Borough Yards sits beside the historic Borough Market but feels contemporary. How did you use materials and form to stitch the new into such a well-worn urban fabric?
As with all of our projects, it was analysis and a thorough understanding of the context that involved immersing ourselves in the area. This meant both understanding the market and the area’s history before the market or railway was even there.
We looked at the routes and connections and what these were like before the arrival of the Victorian viaducts, which at least partly disrupted the legibility of the medieval street pattern. We sought to bring back in some of the intimacy of these lost medieval streets, with their tight, narrow lanes that open up into wider, formal spaces.
We also took a magnifying glass to the area’s existing urban grain. There’s a lot of brick that weaves everything together, from the industrial warehouses to Southwark Cathedral, and we sought to reference this through the materiality and detailing of the newer additions.
You’ve worked on everything from performance venues to hospitals to workspaces. Is there a common thread in how SPPARC approaches different building typologies?
In one word, meticulousness. It’s all about treating every project with the same level of inquisitiveness, curiosity and enthusiasm.
It’s also about challenging what’s been done before.

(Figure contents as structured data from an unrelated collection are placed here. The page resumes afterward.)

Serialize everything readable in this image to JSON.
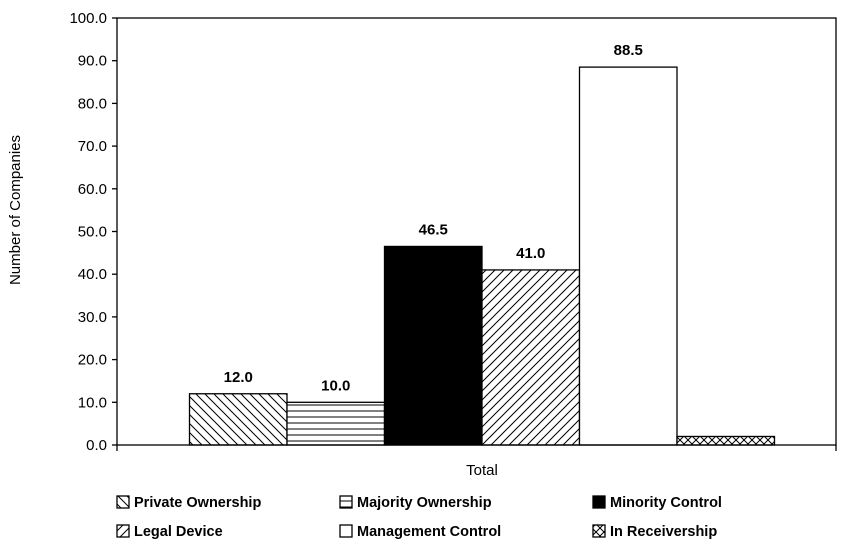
{
  "chart_data": {
    "type": "bar",
    "title": "",
    "xlabel": "Total",
    "ylabel": "Number of Companies",
    "categories": [
      "Total"
    ],
    "ylim": [
      0,
      100
    ],
    "y_ticks": [
      "0.0",
      "10.0",
      "20.0",
      "30.0",
      "40.0",
      "50.0",
      "60.0",
      "70.0",
      "80.0",
      "90.0",
      "100.0"
    ],
    "grid": false,
    "legend_position": "bottom",
    "series": [
      {
        "name": "Private Ownership",
        "values": [
          12.0
        ],
        "label": "12.0",
        "pattern": "diag-back",
        "color": "#000000"
      },
      {
        "name": "Majority Ownership",
        "values": [
          10.0
        ],
        "label": "10.0",
        "pattern": "horizontal",
        "color": "#000000"
      },
      {
        "name": "Minority Control",
        "values": [
          46.5
        ],
        "label": "46.5",
        "pattern": "solid",
        "color": "#000000"
      },
      {
        "name": "Legal Device",
        "values": [
          41.0
        ],
        "label": "41.0",
        "pattern": "diag-fwd",
        "color": "#000000"
      },
      {
        "name": "Management Control",
        "values": [
          88.5
        ],
        "label": "88.5",
        "pattern": "empty",
        "color": "#000000"
      },
      {
        "name": "In Receivership",
        "values": [
          2.0
        ],
        "label": "",
        "pattern": "cross",
        "color": "#000000"
      }
    ]
  }
}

We’re currently working on several theatres, but that doesn’t mean that the first theatre we ever did will provide us with all the answers for the next one. It just means we know the right questions to ask and where not to look for the answers.
With Olympia’s reinvention, including Emberton House, how do you design within a masterplan while still giving each building a distinct architectural identity?

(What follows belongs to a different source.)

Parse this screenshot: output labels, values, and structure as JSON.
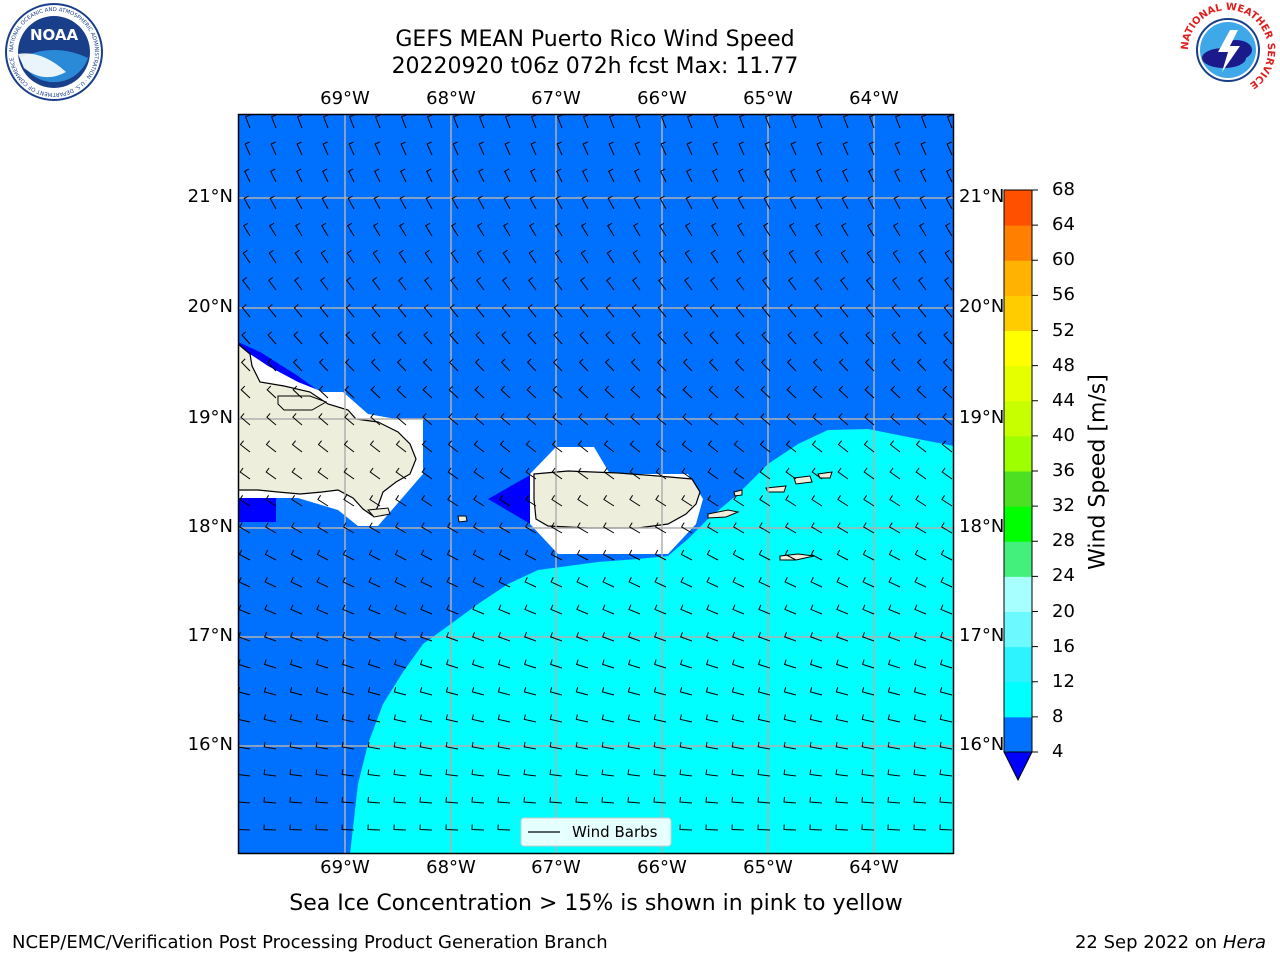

At Olympia, there’s a lot of different buildings that all tell the story of Olympia and the eras that created them. We decided early in the process that the building that needed to inform the future was the original Victorian Grade II* listed Grand Hall, where the evolution of Olympia started in the 1880s.
While the masterplan itself does stitch the district together like never before, there’s also the thread of common detailing that allows the distinctive architectural identity of the Grand Hall to come through in the newer additions, such as referencing its use of pleated glass, crafted bronze and curved metal.

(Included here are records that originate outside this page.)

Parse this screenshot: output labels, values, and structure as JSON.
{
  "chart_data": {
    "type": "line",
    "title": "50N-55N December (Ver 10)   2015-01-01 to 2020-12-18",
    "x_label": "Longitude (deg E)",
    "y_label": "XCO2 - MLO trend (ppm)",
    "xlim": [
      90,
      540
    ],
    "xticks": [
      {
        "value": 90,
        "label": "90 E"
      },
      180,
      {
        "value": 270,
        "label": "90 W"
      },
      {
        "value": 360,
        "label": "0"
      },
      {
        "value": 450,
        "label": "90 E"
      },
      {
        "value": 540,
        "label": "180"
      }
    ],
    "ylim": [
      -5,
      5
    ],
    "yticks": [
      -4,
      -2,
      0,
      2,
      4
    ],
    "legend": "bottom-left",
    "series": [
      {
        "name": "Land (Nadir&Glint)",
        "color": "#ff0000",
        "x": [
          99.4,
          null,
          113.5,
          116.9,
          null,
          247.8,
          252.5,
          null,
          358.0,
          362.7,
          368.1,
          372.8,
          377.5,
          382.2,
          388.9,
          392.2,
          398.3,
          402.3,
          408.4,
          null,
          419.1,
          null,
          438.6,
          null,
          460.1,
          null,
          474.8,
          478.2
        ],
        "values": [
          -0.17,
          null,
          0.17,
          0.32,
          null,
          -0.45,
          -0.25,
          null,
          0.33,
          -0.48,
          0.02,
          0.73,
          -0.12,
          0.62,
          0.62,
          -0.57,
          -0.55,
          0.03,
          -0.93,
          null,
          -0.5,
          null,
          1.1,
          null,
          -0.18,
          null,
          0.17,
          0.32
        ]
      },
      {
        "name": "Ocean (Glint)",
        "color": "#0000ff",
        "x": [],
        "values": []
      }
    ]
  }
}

This allows you to read the masterplan with one identity, but an identity that is reinvented through each of the buildings, informed entirely by the heritage that already exists on site.
How do you manage the tension between the high-tech sustainability standards clients expect today and the often-low-tech nature of older buildings?
It’s impossible to separate them out. The legacy of a building’s reuse cannot be one that doesn’t meet modern regulations, or one that isn’t fit for use.
You have to look at how you can work sympathetically with the heritage assets. That could be about intervention, or it could be about bringing in technology. Regardless, it’s much more than just giving them a lick of white paint. It must be a thorough process. Instead of updating these buildings for today, you’re predicting the challenges they will face in the next 50 and even 100 years.
If you had to choose one project that best represents SPPARC’s attitude towards heritage and modernity, which would it be and why?
I think every one of our projects does. To pick one would suggest that the others don’t, which isn’t the case. At SPPARC, we pride ourselves not on having a house style but instead being informed by every site or single existing building that we work with, which means letting that building tell us what it wants or needs.
With Ravenscourt Park Hospital, for example, we are grounded by the legacy of this Grade II* listed building, which was groundbreaking on its completion in 1933. We want to make sure our additions don’t feel submissive to that, but worthy of successfully and respectfully cohabiting with the quality of our heritage. I would like to think it is evident that all our work with heritage buildings has that approach.